Para o ginecologista Roberto Bittar, membro da Febrasgo (Federação Brasileira das Associações de Ginecologia e Obstetrícia) e da comissão científica da Sogesp (Sociedade de Ginecologia e Obstetrícia do Estado de São Paulo), o trabalho é relevante. "A amostra é grande e isso é importante em ciência." No entanto, ele acredita que outras causas também possam ter contribuído para os partos prematuros entre as mulheres estudadas. "Na metodologia, não foram afastadas as outras causas de parto prematuro, então fica muito difícil afirmar que os partos ocorreram [prematuramente] por um estresse preconcepção." Mesmo assim, é possível dizer que o estresse pouco antes de engravidar e nos dois primeiros trimestres de gravidez pode aumentar as chances de prematuridade -e também de abortamento e pré-eclampsia.
"Ainda estamos estudando, mas há indícios de que o estresse libera substâncias que provavelmente causariam contrações uterinas e parto antes da hora e pressão alta na gravidez", diz Cavalli.
Hipótese semelhante têm os pesquisadores do estudo. Para eles, o estresse causado por eventos severos pode aumentar a liberação do hormônio corticotropina e aumentar a produção de cortisol. "Fatores estressantes severos próximos ao tempo de concepção podem alterar os níveis de cortisol maternos e a produção de corticotropina, que regula ovulação, implantação e placentação [formação da placenta]. Também foi observada, em mulheres que pariram prematuramente, elevação precoce de corticotropina na placenta", afirmou Kashan.

Planejamento
Para minimizar riscos, é importante planejar a gravidez com atenção. "O grosso da população não tem idéia de que tem de passar no obstetra para avaliar se é o melhor momento para ter um filho.

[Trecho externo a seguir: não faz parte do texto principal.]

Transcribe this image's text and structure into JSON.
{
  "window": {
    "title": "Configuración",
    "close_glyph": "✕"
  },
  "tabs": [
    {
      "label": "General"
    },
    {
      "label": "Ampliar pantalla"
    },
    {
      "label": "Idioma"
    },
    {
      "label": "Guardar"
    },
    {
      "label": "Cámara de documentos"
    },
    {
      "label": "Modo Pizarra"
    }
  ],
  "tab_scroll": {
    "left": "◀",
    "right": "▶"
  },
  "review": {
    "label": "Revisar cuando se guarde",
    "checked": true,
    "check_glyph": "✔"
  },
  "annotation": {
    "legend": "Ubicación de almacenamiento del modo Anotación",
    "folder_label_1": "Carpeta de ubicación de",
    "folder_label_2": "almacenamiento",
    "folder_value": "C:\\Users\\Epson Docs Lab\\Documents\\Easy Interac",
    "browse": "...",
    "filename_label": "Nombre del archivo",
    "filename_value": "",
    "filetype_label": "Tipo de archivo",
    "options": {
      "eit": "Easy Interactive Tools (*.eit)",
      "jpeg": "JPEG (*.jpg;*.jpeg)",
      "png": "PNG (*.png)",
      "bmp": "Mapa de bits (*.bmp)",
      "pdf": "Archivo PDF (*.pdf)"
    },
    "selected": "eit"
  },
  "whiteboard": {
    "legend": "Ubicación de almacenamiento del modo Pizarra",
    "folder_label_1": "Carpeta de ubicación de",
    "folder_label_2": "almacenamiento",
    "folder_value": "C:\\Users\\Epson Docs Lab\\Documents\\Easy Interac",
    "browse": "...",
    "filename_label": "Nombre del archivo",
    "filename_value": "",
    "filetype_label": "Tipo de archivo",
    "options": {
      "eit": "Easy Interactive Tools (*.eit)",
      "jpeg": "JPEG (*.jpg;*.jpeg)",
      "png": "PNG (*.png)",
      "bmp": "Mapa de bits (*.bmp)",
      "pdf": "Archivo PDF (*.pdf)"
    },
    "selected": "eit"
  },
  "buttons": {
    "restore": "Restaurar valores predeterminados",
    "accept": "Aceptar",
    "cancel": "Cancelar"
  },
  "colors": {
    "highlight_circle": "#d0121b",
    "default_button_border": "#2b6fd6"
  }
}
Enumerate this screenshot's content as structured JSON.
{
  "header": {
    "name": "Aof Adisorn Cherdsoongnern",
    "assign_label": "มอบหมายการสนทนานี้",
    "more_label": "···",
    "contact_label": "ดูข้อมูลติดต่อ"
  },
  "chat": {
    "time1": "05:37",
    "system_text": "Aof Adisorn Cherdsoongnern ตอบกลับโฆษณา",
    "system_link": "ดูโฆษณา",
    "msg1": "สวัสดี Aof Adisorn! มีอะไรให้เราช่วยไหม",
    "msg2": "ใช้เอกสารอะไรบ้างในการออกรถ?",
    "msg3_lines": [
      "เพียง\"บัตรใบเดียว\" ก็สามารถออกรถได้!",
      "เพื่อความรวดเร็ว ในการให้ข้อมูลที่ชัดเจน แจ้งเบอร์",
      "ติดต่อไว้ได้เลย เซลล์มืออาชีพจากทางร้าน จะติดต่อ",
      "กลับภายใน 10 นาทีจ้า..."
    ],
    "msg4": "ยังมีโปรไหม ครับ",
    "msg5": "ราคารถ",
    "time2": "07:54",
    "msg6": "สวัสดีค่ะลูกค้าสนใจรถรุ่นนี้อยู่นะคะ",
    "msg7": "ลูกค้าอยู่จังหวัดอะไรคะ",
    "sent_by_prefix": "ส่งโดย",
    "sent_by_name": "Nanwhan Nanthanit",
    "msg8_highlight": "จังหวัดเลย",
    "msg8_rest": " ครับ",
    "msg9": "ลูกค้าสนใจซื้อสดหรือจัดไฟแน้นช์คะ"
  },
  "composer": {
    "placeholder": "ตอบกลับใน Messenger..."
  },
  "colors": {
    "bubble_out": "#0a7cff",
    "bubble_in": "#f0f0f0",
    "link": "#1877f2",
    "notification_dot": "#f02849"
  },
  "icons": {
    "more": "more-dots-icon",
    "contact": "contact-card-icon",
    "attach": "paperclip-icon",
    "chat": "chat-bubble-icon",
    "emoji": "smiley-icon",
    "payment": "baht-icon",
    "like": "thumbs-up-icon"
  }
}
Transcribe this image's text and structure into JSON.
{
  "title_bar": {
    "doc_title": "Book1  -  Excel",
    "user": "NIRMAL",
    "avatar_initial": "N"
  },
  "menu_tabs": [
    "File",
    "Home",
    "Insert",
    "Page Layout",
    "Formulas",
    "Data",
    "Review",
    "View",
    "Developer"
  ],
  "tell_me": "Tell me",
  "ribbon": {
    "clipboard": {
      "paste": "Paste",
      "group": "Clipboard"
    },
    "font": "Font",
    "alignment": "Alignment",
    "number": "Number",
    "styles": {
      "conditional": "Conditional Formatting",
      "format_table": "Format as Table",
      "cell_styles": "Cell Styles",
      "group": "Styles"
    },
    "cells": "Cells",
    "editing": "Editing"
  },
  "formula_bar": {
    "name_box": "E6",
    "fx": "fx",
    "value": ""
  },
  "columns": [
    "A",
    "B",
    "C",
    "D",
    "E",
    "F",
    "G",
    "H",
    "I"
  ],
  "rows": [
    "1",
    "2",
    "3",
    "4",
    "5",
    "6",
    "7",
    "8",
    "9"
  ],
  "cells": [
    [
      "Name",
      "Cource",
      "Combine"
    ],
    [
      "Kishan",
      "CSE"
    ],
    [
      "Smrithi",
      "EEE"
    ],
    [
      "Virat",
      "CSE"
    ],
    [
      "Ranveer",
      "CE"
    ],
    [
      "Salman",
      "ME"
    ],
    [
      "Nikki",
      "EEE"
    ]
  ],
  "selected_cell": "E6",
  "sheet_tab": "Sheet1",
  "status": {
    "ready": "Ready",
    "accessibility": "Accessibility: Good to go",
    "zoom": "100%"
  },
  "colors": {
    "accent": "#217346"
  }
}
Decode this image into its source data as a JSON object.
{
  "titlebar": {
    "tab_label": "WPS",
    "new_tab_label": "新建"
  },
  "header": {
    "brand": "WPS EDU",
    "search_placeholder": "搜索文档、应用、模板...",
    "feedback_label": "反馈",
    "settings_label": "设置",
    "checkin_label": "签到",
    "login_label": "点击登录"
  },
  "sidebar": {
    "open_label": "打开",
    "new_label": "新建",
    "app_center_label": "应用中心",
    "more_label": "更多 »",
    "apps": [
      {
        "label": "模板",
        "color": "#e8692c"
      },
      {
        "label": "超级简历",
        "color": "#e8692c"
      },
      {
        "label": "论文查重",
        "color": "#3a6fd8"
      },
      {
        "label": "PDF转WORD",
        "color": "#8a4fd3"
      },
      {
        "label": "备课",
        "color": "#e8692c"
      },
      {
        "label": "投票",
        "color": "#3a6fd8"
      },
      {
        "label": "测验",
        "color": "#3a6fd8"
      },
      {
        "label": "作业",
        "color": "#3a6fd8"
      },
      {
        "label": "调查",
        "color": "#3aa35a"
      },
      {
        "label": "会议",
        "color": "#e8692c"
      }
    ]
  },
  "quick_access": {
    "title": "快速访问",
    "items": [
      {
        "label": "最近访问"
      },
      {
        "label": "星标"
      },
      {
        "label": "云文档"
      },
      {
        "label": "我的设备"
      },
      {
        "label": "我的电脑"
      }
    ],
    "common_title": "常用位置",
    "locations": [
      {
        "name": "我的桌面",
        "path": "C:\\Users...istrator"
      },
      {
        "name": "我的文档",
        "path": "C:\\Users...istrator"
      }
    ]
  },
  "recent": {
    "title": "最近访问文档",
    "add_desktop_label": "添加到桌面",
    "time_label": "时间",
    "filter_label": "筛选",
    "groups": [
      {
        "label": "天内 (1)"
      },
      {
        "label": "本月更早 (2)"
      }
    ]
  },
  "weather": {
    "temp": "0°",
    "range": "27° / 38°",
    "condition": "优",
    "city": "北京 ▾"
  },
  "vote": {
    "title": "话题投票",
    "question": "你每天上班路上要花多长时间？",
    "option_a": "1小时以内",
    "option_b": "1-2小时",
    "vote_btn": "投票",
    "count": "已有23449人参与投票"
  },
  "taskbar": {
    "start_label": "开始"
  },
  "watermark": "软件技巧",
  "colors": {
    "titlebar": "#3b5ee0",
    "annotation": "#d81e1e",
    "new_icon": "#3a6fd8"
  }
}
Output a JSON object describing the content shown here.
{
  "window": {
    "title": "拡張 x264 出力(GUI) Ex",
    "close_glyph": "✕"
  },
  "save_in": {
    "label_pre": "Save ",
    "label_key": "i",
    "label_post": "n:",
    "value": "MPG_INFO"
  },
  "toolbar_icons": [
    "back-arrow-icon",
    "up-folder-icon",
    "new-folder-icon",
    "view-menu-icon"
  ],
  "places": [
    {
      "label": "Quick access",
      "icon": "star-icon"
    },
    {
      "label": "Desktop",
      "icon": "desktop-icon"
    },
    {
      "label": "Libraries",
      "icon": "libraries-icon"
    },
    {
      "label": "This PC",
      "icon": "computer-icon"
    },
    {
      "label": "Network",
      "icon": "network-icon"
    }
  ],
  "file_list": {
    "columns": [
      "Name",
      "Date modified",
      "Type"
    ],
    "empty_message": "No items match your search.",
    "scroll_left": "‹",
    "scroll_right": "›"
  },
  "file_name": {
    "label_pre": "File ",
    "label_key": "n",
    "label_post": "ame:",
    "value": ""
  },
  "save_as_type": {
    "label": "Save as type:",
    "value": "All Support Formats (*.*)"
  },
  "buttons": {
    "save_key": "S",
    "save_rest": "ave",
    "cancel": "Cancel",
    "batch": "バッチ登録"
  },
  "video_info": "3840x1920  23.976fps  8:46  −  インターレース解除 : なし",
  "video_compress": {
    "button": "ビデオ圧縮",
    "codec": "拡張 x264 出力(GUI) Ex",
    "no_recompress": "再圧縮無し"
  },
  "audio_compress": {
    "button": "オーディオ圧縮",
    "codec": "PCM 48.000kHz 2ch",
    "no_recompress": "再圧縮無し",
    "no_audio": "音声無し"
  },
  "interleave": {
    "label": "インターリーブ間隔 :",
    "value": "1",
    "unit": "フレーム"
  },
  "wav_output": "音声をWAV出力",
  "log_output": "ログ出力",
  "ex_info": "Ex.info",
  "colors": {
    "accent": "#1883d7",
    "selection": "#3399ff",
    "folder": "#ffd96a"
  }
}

Na consulta preconcepcional, é pedido um histórico da atividade profissional da mulher. É muito importante dizer à mulher que deve resolver os problemas no casamento e no emprego antes. Não dá para querer engravidar no meio de uma crise", aconselha Bittar.
Buscar melhor qualidade de vida ajuda a evitar não somente a prematuridade como outros problemas da gravidez. "Estar bem dentro de casa é um dos tratamentos contra nascimento prematuro e até contra abortos de repetição. Há mulheres que sofreram mais de dois abortos, fizeram vários exames e nenhuma causa foi encontrada. Qual é o tratamento? Viver bem, diminuir as causas do estresse", diz Cavalli.
A preparação que deve ocorrer antes da gravidez também aborda outras questões que influenciam na gestação, como alimentação, tratamento de uma eventual doença sexualmente transmissível, controle de peso, de diabetes e de pressão arterial. "Tudo isso influencia a gravidez. A pessoa deve ser vista como um todo. Se fosse feito um acompanhamento geral, teríamos muito menos complicações hoje", diz Bittar.